Lucy estaba fabulosa.

Llevaba un jersey verde ajustado que ceñía exactamente lo que debía, y el pelo recogido en una cola. Se ajustó un mechón detrás de la oreja. Además esa noche llevaba gafas, y me gustó cómo le quedaban.

Lucy subió al coche y se puso a revisar los CD inmediatamente.

– Counting Crows -dijo-. August and Everything After.

– ¿Te gusta?

– El mejor debut de las dos últimas décadas.

Asentí.

Lucy introdujo el CD en el reproductor. Y empezó a sonar «Round Here». Conduje y escuchamos la música. Cuando Adam Duritz cantó sobre una mujer que decía que ojala te pegaran un tiro, que sus paredes se estaban desmoronando, me arriesgué a mirarla de soslayo. Lucy tenía los ojos húmedos.

– ¿Estás bien?

– ¿Qué otros discos tienes?

– ¿Qué quieres?

– Algo ardiente y sexy.

– Meat Loaf. -Levanté el estuche del CD para que lo viera-. ¿Un poco de Bat out of Help.

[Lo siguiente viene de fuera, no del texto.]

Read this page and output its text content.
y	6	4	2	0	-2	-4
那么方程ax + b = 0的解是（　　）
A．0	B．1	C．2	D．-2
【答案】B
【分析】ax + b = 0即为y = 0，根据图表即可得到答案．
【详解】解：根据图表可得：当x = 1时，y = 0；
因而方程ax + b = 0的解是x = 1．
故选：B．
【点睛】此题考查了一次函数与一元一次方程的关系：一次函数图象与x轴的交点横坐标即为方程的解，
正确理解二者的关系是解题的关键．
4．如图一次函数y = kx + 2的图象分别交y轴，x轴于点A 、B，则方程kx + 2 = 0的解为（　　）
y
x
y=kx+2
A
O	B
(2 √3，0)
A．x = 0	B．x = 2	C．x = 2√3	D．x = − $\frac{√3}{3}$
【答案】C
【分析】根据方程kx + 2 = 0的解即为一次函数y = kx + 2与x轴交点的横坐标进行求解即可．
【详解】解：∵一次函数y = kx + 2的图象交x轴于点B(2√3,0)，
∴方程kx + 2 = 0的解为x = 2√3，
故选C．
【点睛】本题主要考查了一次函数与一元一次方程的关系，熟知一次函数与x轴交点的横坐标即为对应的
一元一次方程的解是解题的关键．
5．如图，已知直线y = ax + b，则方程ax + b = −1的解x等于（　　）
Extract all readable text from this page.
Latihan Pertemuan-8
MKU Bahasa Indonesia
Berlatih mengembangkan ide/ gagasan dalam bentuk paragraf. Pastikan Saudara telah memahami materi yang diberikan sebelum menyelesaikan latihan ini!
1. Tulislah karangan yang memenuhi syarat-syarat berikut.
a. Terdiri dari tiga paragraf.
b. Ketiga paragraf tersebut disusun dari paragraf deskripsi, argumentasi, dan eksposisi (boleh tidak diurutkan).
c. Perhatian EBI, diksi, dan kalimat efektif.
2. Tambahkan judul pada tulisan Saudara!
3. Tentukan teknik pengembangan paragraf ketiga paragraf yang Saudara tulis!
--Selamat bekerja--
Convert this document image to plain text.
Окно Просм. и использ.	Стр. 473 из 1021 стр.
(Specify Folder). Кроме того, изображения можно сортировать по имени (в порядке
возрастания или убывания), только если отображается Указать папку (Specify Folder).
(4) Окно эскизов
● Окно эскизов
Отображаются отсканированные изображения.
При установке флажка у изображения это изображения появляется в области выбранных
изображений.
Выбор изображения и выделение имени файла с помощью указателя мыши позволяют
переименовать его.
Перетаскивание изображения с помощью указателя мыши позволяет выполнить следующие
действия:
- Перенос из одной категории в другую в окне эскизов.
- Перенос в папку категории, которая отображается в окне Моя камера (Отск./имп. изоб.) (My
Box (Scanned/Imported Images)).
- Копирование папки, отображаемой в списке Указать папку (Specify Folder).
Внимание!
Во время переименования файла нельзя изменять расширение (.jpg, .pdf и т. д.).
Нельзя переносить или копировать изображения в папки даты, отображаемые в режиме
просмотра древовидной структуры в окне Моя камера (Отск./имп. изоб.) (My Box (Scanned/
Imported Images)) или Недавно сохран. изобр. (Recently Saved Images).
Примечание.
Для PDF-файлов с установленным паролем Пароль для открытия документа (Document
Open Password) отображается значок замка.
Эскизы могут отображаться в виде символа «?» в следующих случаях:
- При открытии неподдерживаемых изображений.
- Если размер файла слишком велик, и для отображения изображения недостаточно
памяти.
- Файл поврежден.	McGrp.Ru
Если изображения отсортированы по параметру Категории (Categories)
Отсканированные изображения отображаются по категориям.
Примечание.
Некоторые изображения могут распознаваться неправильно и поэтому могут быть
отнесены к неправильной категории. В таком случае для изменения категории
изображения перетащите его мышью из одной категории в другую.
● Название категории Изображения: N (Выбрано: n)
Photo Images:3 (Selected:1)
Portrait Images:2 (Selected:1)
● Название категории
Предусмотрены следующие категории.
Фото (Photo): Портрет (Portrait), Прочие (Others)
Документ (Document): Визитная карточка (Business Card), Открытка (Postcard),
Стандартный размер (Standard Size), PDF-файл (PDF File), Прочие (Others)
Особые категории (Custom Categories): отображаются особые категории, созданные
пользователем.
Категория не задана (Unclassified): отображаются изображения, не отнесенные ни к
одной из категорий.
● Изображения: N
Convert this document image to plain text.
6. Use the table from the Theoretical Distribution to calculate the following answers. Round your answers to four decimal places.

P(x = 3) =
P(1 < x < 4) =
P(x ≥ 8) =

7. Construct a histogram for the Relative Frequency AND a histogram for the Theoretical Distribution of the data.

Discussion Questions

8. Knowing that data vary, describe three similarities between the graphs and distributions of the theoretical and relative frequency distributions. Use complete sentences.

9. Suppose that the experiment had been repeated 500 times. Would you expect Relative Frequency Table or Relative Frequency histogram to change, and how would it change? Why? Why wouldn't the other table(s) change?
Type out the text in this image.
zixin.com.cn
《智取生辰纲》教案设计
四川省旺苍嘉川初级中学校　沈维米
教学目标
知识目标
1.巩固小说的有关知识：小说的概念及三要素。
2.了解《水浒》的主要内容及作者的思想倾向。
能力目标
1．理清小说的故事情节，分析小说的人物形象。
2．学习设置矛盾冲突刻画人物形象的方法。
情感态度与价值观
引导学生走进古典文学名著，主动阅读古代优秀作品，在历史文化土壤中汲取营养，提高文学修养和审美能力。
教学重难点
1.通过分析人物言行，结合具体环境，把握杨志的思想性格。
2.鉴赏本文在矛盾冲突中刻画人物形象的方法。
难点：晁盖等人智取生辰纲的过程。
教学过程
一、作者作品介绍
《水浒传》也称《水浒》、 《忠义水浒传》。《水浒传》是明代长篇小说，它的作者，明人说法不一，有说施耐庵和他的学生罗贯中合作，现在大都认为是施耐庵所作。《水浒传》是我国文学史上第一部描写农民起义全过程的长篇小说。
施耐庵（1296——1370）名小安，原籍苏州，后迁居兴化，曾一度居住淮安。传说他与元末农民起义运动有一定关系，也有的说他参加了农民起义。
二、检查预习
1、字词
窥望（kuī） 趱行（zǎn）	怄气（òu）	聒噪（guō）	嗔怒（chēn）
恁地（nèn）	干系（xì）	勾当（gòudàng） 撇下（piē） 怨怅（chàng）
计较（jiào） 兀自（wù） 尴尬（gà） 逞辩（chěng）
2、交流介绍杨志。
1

– Ay -dijo-. ¿Te acuerdas?

– Nunca viajo sin él.

– Vaya, siempre fuiste un romántico incurable -dijo.

– ¿Qué tal un poco de «Paradise by The Dashboard Light»?

– Vale, pero adelántalo hasta la parte en que ella le hace prometer que la amará para siempre antes de rendirse.

– Rendirse -repetí-. Me encanta.

Se volvió, girando el cuerpo hacia mí.

– ¿Qué frase utilizaste conmigo?

– Probablemente mi frase de seducción patentada.

– ¿Cuál es?

– Por favor. Va, por favor -gimoteé.

Lucy rió.

– Oye, contigo funcionó.

– Es que soy fácil.

– Sí, claro.

Me golpeó el brazo de forma juguetona. Sonreí. Ella apartó la cabeza. Escuchamos un rato a Meat Loaf en silencio.

– ¿Cope?

– ¿Qué?

– Fuiste el primero para mí.

Estuve a punto de pisar los frenos.

– Sé que fingí que no, con todo el rollo de mi padre y la vida que llevábamos, de desenfreno y amor libre. Pero no era verdad. Fuiste el primero. Fuiste el primer hombre a quien amé.

El silencio era pesado.

– Aunque, después de ti, por supuesto, me los pasé a todos por la piedra.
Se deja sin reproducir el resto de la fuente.